I bend an ear to your sound, put my knees in the dirt,
offer my orifices to you like doorways
to march into me. Ant, a quick trek and I hope you’ll find
(like a tongue’s first flirt with noise)
enough voice to speak to me in antennas and eyes.

I say, The stone, the stone, through the grass, dirt, dirt, stick,
and then the heat of sugar, the prized melting flesh of roadkill.

You say, The sky, the sky, through the atmosphere, stratosphere,
and then the heat of stars, the prized melting flesh of my cosmos.


Russell Jones

from Spaces of Their Own (Edinburgh: Stewed Rhubarb, 2013)

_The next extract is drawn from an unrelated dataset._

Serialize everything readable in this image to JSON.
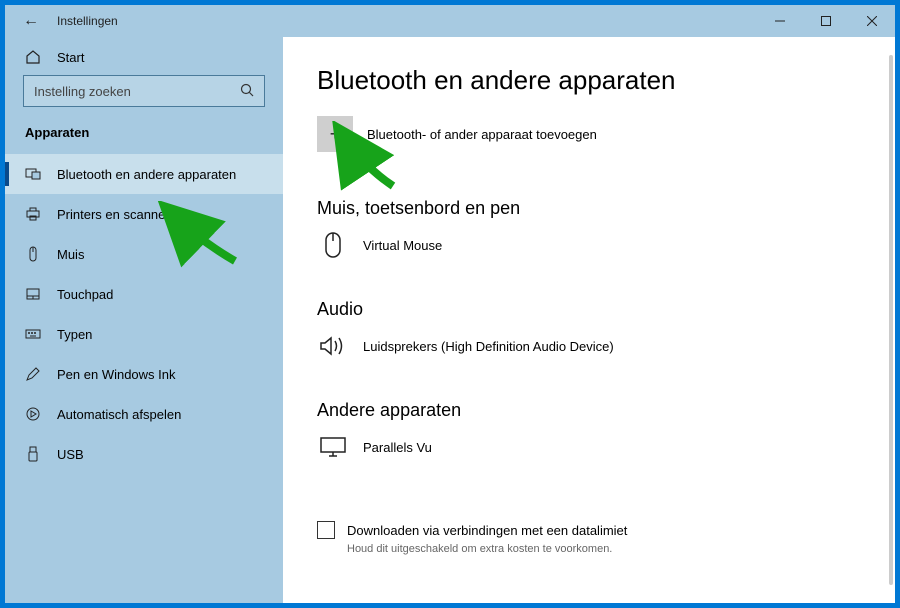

Reproduced by permission of the author.

Tags:

anthropomorphism Best Scottish Poems 2013 communication connection insects

About this poem

This poem was included in Best Scottish Poems 2013. Best Scottish Poems is an online publication, consisting of 20 poems chosen by a different editor each year, with comments by the editor and poets. It provides a personal overview of a year of Scottish poetry. The editor in 2013 was David Robinson.

Editor’s comment:

I love the mind-bending imagination of this poem, which zooms down to an ant-level view of the world before racing up into ‘the heat of stars, the prized melting flesh of my cosmos’, all somehow seen through a transfer of consciousness between the ant and the poet. I love, too, the image of ‘a tongue’s first flirt with noise’ employed as part of that wished-for transfer, and the signs that it has somehow been achieved, as the poet feels, instead of thought, a sense of the ‘heat of sugar’ that has lured the ant towards the ‘prized melting flesh of roadkill’, and the ant is able to imagine some sort of blissful human nirvana. And all in ten lines, too!

Author’s note:

In 2009 I interviewed the late Scots Makar, Edwin Morgan. We were discussing his sci-fi poetry and his interest in the idea that there is ‘nothing not giving messages’. We spoke about the mysterious nature of bird migration and the alternative senses of the animal kingdom, which we don’t yet fully understand. Morgan wondered just how much of the universe there was trying to communicate and whether or not humans were simply unable to listen to what was being said because we lacked the technologies or mindsets to do so.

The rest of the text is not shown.